Prelec pointed out that the paper puts the date of a NATO airstrike campaign prompted by ethnic cleansing during the Kosovo War at 2001 instead of 1999.
In Prelec’s opinion it would be helpful if the EU took a firmer stance against the paper.
“The charitable interpretation is that Brussels and some member states are not sure about whether it’s wise to simply to try to deny its credibility by not commenting, or to come out and denounce it. I think at this point is probably best to denounce it.”
Prelec added that the paper needs to be seen in the context of the dwindling enlargement process, which lost momentum after Croatia joined the EU in 2013.
„People are talking about enlargement essentially being over, that view which was absolutely heretical just a few years ago… It was an unthinkable thing, which is now thinkable and, for some, probable.”
The EU’s reputation in the region has not been this low in a long time, senior policy fellow Engjellushe Morina at the European Council on Foreign Relations think tank told EURACTV.
She said the non-paper is “a signal for the EU that they should find grounds for unifying their stance towards Western Balkans, because some of the EU countries have different opinions, different ideas.”
‘No plan B’: EU enlargement
EURACTIV understands that the issue of the non-paper is not on the agenda of the EU’s foreign affairs ministers’ meeting with their Western Balkan counterparts in May, but could be raised by participants as “any other business”.

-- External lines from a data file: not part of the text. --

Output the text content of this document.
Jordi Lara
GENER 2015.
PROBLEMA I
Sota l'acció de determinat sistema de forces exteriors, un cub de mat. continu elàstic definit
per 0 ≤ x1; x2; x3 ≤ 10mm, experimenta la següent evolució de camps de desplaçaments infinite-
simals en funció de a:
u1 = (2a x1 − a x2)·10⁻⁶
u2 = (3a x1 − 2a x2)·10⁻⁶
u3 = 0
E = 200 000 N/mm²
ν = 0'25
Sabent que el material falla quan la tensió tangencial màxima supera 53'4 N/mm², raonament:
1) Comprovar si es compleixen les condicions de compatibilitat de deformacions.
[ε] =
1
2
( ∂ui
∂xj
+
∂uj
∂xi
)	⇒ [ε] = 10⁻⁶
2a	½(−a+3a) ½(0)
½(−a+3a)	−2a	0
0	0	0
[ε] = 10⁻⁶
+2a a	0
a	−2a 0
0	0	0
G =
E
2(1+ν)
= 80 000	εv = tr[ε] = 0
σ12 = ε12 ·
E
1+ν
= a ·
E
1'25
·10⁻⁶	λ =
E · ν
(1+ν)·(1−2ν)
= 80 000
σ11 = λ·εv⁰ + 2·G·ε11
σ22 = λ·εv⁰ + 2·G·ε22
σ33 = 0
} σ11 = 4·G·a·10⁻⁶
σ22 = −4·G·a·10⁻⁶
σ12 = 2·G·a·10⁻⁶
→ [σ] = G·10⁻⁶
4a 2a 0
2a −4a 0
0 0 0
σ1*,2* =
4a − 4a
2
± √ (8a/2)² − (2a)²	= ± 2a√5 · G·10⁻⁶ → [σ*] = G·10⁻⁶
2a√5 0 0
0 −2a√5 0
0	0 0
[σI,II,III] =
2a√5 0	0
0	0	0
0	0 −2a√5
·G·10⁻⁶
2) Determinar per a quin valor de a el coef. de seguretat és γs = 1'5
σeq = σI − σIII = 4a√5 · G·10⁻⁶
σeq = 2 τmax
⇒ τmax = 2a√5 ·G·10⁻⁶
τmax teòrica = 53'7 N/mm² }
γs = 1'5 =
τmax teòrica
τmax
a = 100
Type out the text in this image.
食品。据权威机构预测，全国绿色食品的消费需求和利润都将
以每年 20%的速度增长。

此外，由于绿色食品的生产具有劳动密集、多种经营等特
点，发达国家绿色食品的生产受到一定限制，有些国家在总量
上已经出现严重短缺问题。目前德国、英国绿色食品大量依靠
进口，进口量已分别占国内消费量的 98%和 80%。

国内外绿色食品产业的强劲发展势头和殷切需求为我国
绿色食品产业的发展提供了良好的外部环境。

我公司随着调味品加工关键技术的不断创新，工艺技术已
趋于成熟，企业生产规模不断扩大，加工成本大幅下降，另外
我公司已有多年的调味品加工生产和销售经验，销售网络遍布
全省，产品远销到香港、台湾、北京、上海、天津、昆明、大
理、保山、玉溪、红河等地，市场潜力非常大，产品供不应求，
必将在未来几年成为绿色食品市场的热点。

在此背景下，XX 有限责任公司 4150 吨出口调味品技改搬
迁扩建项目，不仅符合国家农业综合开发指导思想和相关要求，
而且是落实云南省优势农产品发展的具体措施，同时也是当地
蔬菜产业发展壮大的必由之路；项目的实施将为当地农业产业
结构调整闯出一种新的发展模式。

EU foreign ministers were scheduled to hold a debate with and about the Western Balkans during their meeting in April. Asked about why the Western Balkans debate has been postponed, a senior EU official told EURACTIV last week that such a debate would require an in-person meeting, instead of a video link.
“This is why we need a good and rich debate – and we think that that debate should be in person,” he said, adding that in May the set-up will be a “very frank and open discussion” among foreign ministers, with input from Special Representative Miroslav Lajcak, member states and regional leaders.
The Portuguese Presidency aims for decisions on enlargement to be reached by June, the country’s Secretary of State for European Affairs, Ana Paula Zacarias, told EU affairs ministers on Tuesday (20 April).
The aim would be to apply the new methodology to Montenegro and Serbia, and adopt the general positions for negotiations with North Macedonia and Albania and even hold the first intergovernmental conferences with these countries, if possible, Zacarias said.
A veteran Brussels-based EU diplomat told EURACTIV that some action was necessary because “whenever the EU is not present enough and visibly, regional dynamics are swiftly changing, dangerous narratives take shape and third actors are stepping in”.
“Joint action with the US is pursued more than ever, and we are working towards the same strategic goal, which is to anchor the Western Balkans firmly to the EU,” the diplomat said and added:
“There is no plan B, and it should not be any. Their future lies within the EU.”